Every semester, planning a timetable is usually an annoying task. Many considerations go into planning an efficient timetable. Have you ever asked yourself

Do I have time for meals? Can I get from SoC to U-Town in time? Is my free day worth taking 6 hours straight of lessons?

If so, don't trouble yourself, this app is for you!

What it does

NUSoptimizer allows the user to plan his timetable easily with just a few clicks. The user need only enter the modules he's taking, and the app will use the NUSMODS API to generate an efficient timetable, retrieving all lesson times and assigning them to slots, taking into account things like travel distance, length of day, breaks and free days.

How we built it

The entire app is built upon Javascript and HTML/CSS.

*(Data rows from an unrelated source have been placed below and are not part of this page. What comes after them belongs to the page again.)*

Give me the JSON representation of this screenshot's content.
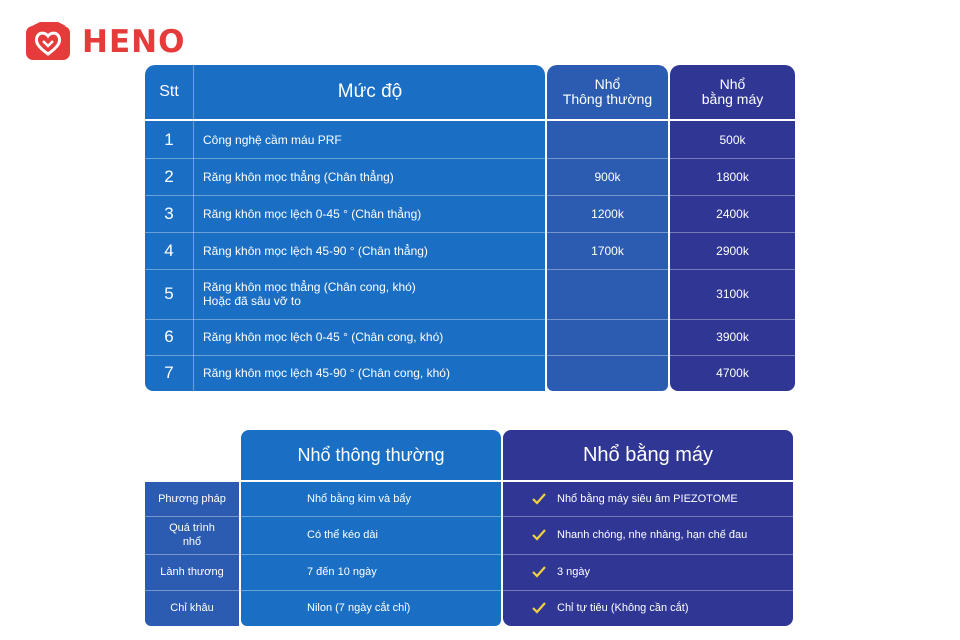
{
  "brand": {
    "name": "HENO",
    "color": "#e63b3b",
    "logo_icon": "heart-box-logo-icon"
  },
  "price_table": {
    "headers": {
      "stt": "Stt",
      "muc_do": "Mức độ",
      "col3_line1": "Nhổ",
      "col3_line2": "Thông thường",
      "col4_line1": "Nhổ",
      "col4_line2": "bằng máy"
    },
    "rows": [
      {
        "stt": "1",
        "muc_do_line1": "Công nghệ cầm máu PRF",
        "muc_do_line2": "",
        "thong_thuong": "",
        "bang_may": "500k"
      },
      {
        "stt": "2",
        "muc_do_line1": "Răng khôn mọc thẳng (Chân thẳng)",
        "muc_do_line2": "",
        "thong_thuong": "900k",
        "bang_may": "1800k"
      },
      {
        "stt": "3",
        "muc_do_line1": "Răng khôn mọc lệch 0-45 ° (Chân thẳng)",
        "muc_do_line2": "",
        "thong_thuong": "1200k",
        "bang_may": "2400k"
      },
      {
        "stt": "4",
        "muc_do_line1": "Răng khôn mọc lệch 45-90 ° (Chân thẳng)",
        "muc_do_line2": "",
        "thong_thuong": "1700k",
        "bang_may": "2900k"
      },
      {
        "stt": "5",
        "muc_do_line1": "Răng khôn mọc thẳng (Chân cong, khó)",
        "muc_do_line2": "Hoặc đã sâu vỡ to",
        "thong_thuong": "",
        "bang_may": "3100k"
      },
      {
        "stt": "6",
        "muc_do_line1": "Răng khôn mọc lệch 0-45 ° (Chân cong, khó)",
        "muc_do_line2": "",
        "thong_thuong": "",
        "bang_may": "3900k"
      },
      {
        "stt": "7",
        "muc_do_line1": "Răng khôn mọc lệch 45-90 ° (Chân cong, khó)",
        "muc_do_line2": "",
        "thong_thuong": "",
        "bang_may": "4700k"
      }
    ]
  },
  "comparison_table": {
    "headers": {
      "thong_thuong": "Nhổ thông thường",
      "bang_may": "Nhổ bằng máy"
    },
    "check_icon": "check-icon",
    "check_color": "#f2d13c",
    "rows": [
      {
        "label_line1": "Phương pháp",
        "label_line2": "",
        "thong_thuong": "Nhổ bằng kìm và bẩy",
        "bang_may": "Nhổ bằng máy siêu âm PIEZOTOME"
      },
      {
        "label_line1": "Quá trình",
        "label_line2": "nhổ",
        "thong_thuong": "Có thể kéo dài",
        "bang_may": "Nhanh chóng, nhẹ nhàng, hạn chế đau"
      },
      {
        "label_line1": "Lành thương",
        "label_line2": "",
        "thong_thuong": "7 đến 10 ngày",
        "bang_may": "3 ngày"
      },
      {
        "label_line1": "Chỉ khâu",
        "label_line2": "",
        "thong_thuong": "Nilon (7 ngày cắt chỉ)",
        "bang_may": "Chỉ tự tiêu  (Không cần cắt)"
      }
    ]
  },
  "colors": {
    "blue": "#1a6fc4",
    "mid_blue": "#2b5cb1",
    "indigo": "#2f3694"
  }
}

We split the program into 3 different parts for each of the team members. The first part is the GUI, where the users can interact and plan their timetables. The second part is the API for capturing the various timetables of different modules that users request for. The last is the optimisation function.

The GUI was built similar to's format, which is a timetable with all the lessons blocked out. We liked it since it was intuitive to understand the timetables assigned, so we adapted their style for our program.

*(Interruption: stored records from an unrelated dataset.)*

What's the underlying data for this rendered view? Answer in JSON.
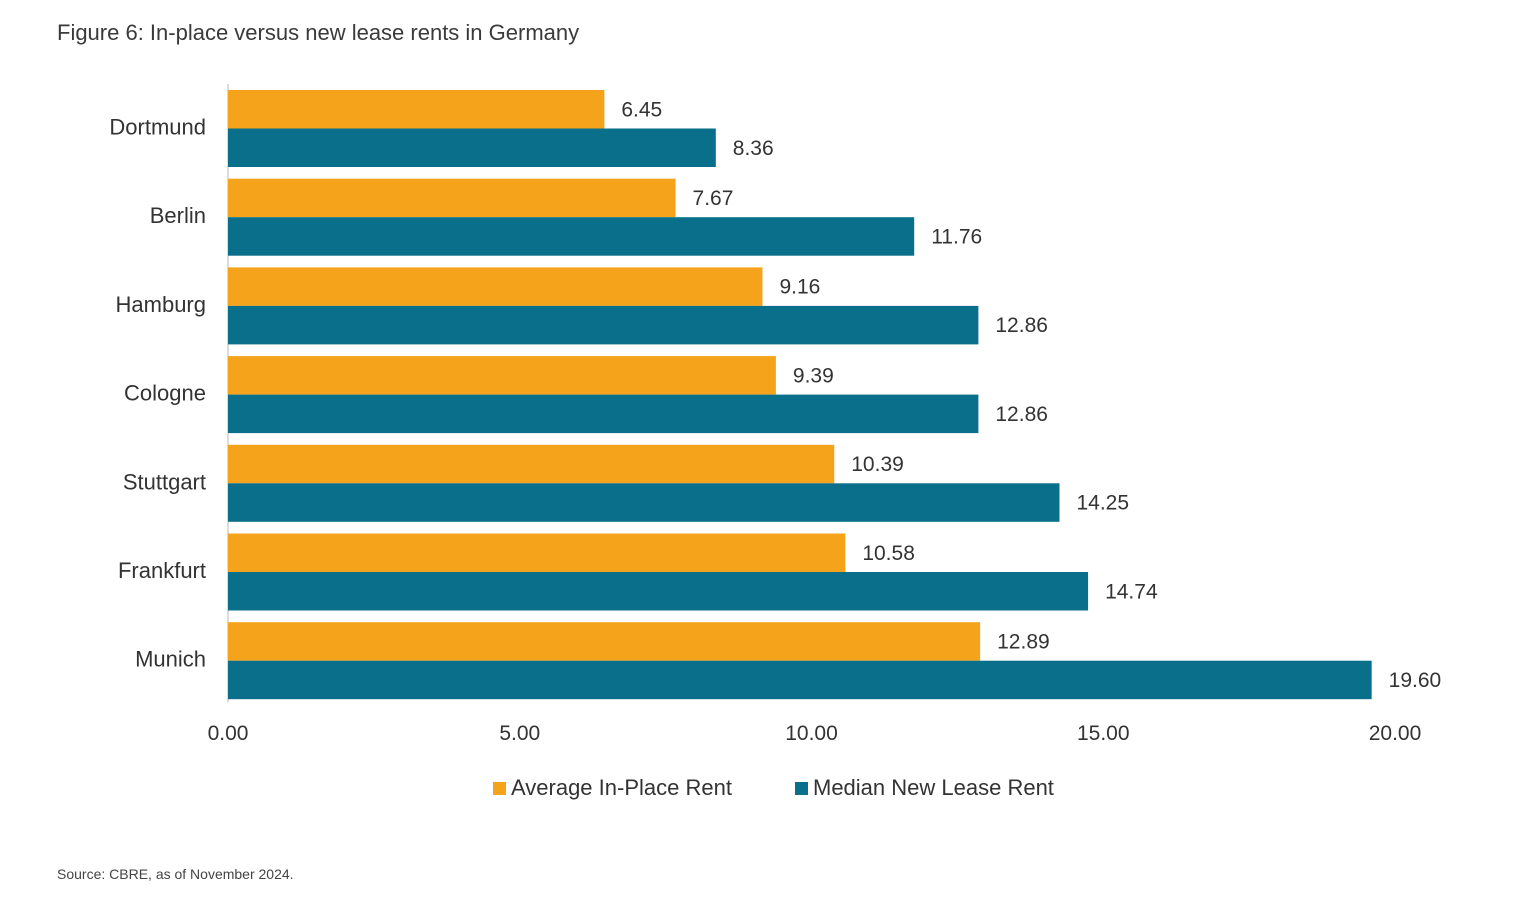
{
  "title": "Figure 6: In-place versus new lease rents in Germany",
  "source": "Source: CBRE, as of November 2024.",
  "colors": {
    "in_place": "#F5A31A",
    "new_lease": "#0A6F8A",
    "axis": "#cfcfcf"
  },
  "chart_data": {
    "type": "bar",
    "orientation": "horizontal",
    "categories": [
      "Dortmund",
      "Berlin",
      "Hamburg",
      "Cologne",
      "Stuttgart",
      "Frankfurt",
      "Munich"
    ],
    "series": [
      {
        "name": "Average In-Place Rent",
        "values": [
          6.45,
          7.67,
          9.16,
          9.39,
          10.39,
          10.58,
          12.89
        ],
        "labels": [
          "6.45",
          "7.67",
          "9.16",
          "9.39",
          "10.39",
          "10.58",
          "12.89"
        ]
      },
      {
        "name": "Median New Lease Rent",
        "values": [
          8.36,
          11.76,
          12.86,
          12.86,
          14.25,
          14.74,
          19.6
        ],
        "labels": [
          "8.36",
          "11.76",
          "12.86",
          "12.86",
          "14.25",
          "14.74",
          "19.60"
        ]
      }
    ],
    "xlim": [
      0,
      20
    ],
    "xticks": [
      0,
      5,
      10,
      15,
      20
    ],
    "xtick_labels": [
      "0.00",
      "5.00",
      "10.00",
      "15.00",
      "20.00"
    ],
    "grid": false,
    "legend_position": "bottom-center"
  }
}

We made use of a bootstrap framework called Foundation by Zurb (, which combines Sass (the CSS preprocessor), jQuery, and Grunt together for really easy workflow. Javascript and Sass files are combined and minified on the go with the help of Grunt runner, to minimise HTTP requests and overhead. At the same time, we made extensive use of jQuery and jQuery UI with its powerful library to handle events and user interaction.

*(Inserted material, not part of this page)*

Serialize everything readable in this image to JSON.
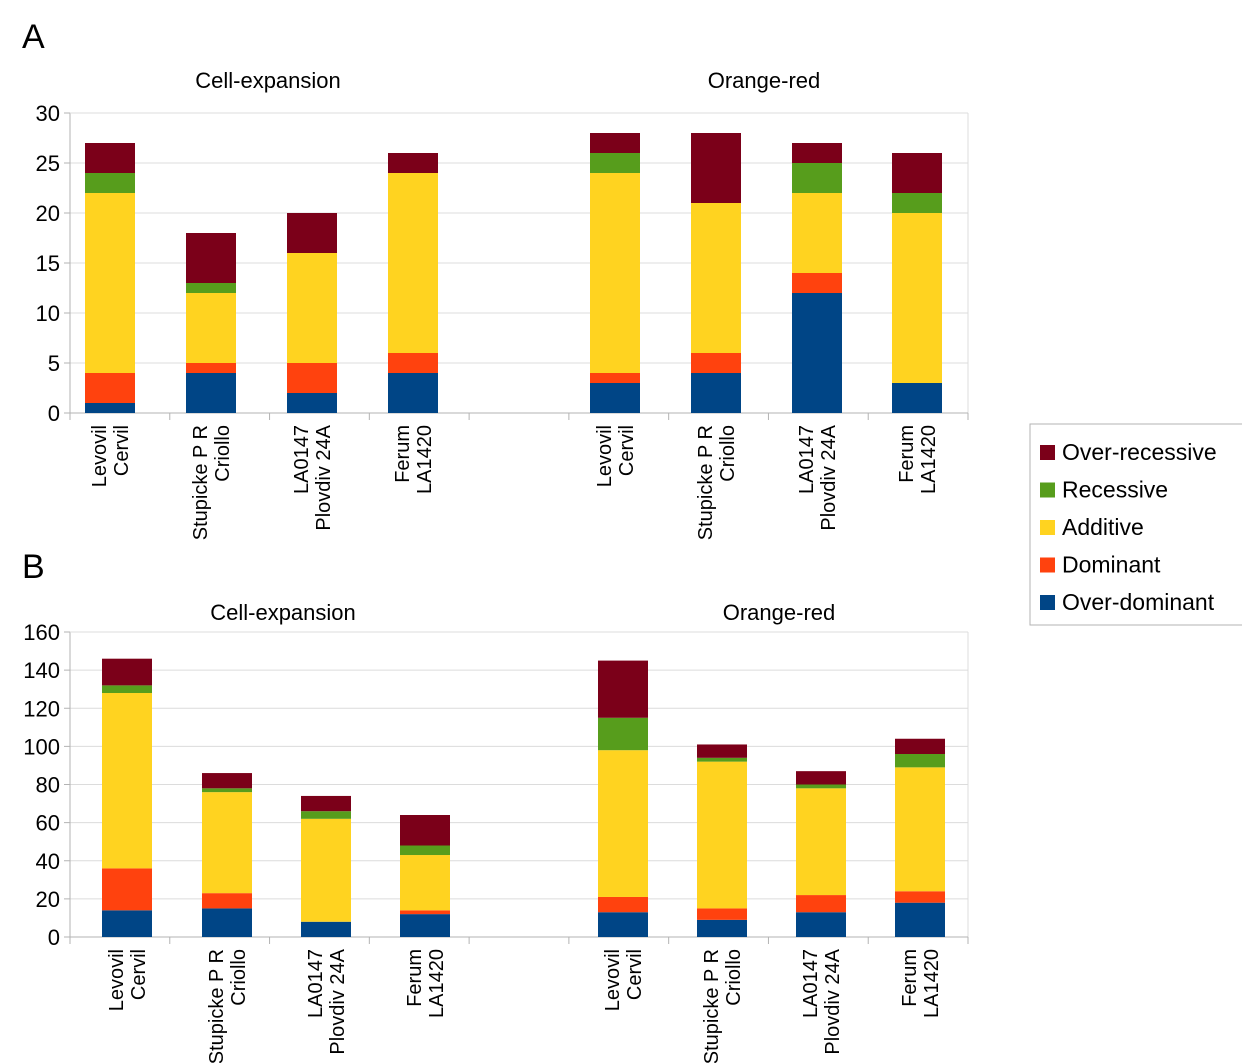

We also made extensive use of NUSMods' API (, to retrieve module information.

Lastly, the optimisation function takes the module data, and chooses timetables based on certain heuristics, such as ease of travel, number of free days, as well as the amount of breaks. Instead of brute-forcing all the scenarios which will take a long time, we used a probabilistic method to find good-enough optimisations, allowing for acceptable timetables in a short time, rather than a marginally better one for a much longer time.

Challenges we ran into

We ran into countless problems along the way, but we were glad to overcome/work around most of them. The biggest problem we faced was the asynchronous nature of AJAX requests, and working to make multiple AJAX calls simultaneously, while making sure that our code stayed elegant and not running into callback hell.

Accomplishments that we're proud of

Being able to complete a full-blown project in just 24 hours!!! :)

What we learned

In school assignments, we've always been learning how to program alone, in our own ways and styles. However, in this project, we all have different skills, such as experience with JQuery, or coming up with optimisation algorithms, and we have to bring all our skills together in one project. In this project, we had to learn how to program different parts of site such that it is easy to "assemble" as one coherent tool. There were some hitches along the way, for instance adapting procedural code into asynchronous code in JQuery, but overall we managed to make a working prototype for the project.

What's next for NUSoptimeizer

NUSoptimeizer is meant for all NUS students to help them save time in coming up with their semesters' timetables, as well as timetable contingency plans. Various heuristics such as free days, ease of travel and meal timings are all visualized to help students choose a timetable that is just right for them, minus the hassle of figuring it all out.

NUSoptimeizer is also coded in an adaptable format such that it is easy for other people to make use of the very same code to plan their own university timetables. We hope that NUSoptimeizer doesn't remain for NUS students alone, but becomes a platform for others to benefit from too.